Imágenes en acción (Mundodisco, #10) – Terry Pratchett

Fruntkin abrió la boca para soltar una maldición, pero se lo pensó mejor.

—El muchacho estaba aquí hace menos de media hora —gimió—. Ginger trabaja sólo medio turno, por las mañanas. No sé qué hace cuando sale.

—¿Y adonde ha ido Víctor? —insistió Ruina.

Se sacó una bolsa del bolsillo. Tintineaba. Los ojos de Fruntkin se clavaron en ella como si fueran cojinetes y la bolsa contuviera un potente imán.

—No lo sé, señor Ruina —insistió—. Cuando se enteró de que la chica no estaba aquí, se fue.

—Bien —suspiró Ruina—. Bueno, si vuelves a verlo, dile que lo estoy buscando, y que lo voy a convertir en una estrella. ¿Entendido?

—Una estrella. Entendido —asintió el enano.

Ruina buscó en su bolsa y extrajo una moneda de diez dólares.

—Además, quiero encargar la cena para luego —añadió mostrando el dinero.

—La cena.

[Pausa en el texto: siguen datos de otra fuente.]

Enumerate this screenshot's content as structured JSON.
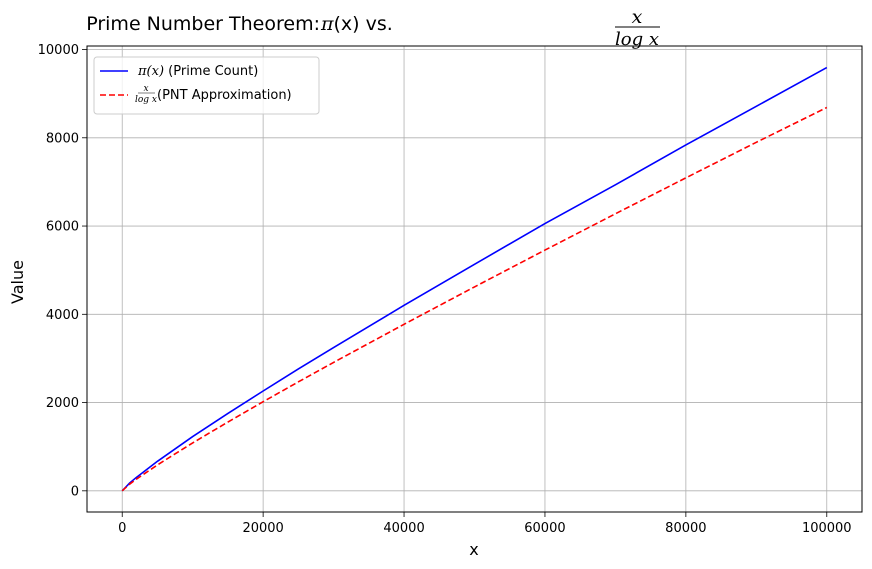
{
  "chart_data": {
    "type": "line",
    "title": {
      "prefix": "Prime Number Theorem: ",
      "pi_symbol": "π",
      "pi_arg": "(x)",
      "vs": " vs. ",
      "frac_num": "x",
      "frac_den": "log x"
    },
    "xlabel": "x",
    "ylabel": "Value",
    "xlim": [
      -5000,
      105000
    ],
    "ylim": [
      -480,
      10080
    ],
    "xticks": [
      0,
      20000,
      40000,
      60000,
      80000,
      100000
    ],
    "yticks": [
      0,
      2000,
      4000,
      6000,
      8000,
      10000
    ],
    "grid": true,
    "legend_position": "top-left",
    "series": [
      {
        "key": "pi",
        "legend_sym": "π(x)",
        "legend_text": " (Prime Count)",
        "color": "#0000ff",
        "style": "solid",
        "x": [
          0,
          1000,
          2000,
          5000,
          10000,
          15000,
          20000,
          25000,
          30000,
          40000,
          50000,
          60000,
          70000,
          80000,
          90000,
          100000
        ],
        "y": [
          0,
          168,
          303,
          669,
          1229,
          1754,
          2262,
          2762,
          3245,
          4203,
          5133,
          6057,
          6935,
          7837,
          8713,
          9592
        ]
      },
      {
        "key": "approx",
        "legend_frac_num": "x",
        "legend_frac_den": "log x",
        "legend_text": " (PNT Approximation)",
        "color": "#ff0000",
        "style": "dashed",
        "x": [
          0,
          1000,
          2000,
          5000,
          10000,
          15000,
          20000,
          25000,
          30000,
          40000,
          50000,
          60000,
          70000,
          80000,
          90000,
          100000
        ],
        "y": [
          0,
          145,
          263,
          587,
          1086,
          1559,
          2019,
          2469,
          2910,
          3774,
          4621,
          5455,
          6278,
          7092,
          7898,
          8686
        ]
      }
    ]
  }
}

Entendido —tartamudeó Fruntkin.

—Tomaré un filete y langostinos —siguió Ruina—. Con una selección de verduras de temporada en su punto, y de postre fresas con nata.

Fruntkin se lo quedó mirando.

—Eh… —empezó.

Detritus dio al enano un golpecito con el dedo, que lo hizo mecerse adelante y atrás.

—Y yo —dijo—, tomaré… a ver… un basalto muy hecho, con guarnición de conglomerados de granito recién pulverizados. ¿Entendido?

—Eh… sí —asintió Fruntkin.

—Déjalo ya, Detritus. No creo que le guste estar por los aires —indicó Ruina—. Y déjalo con suavidad.

Miró a su alrededor, contemplando el círculo de rostros fascinados.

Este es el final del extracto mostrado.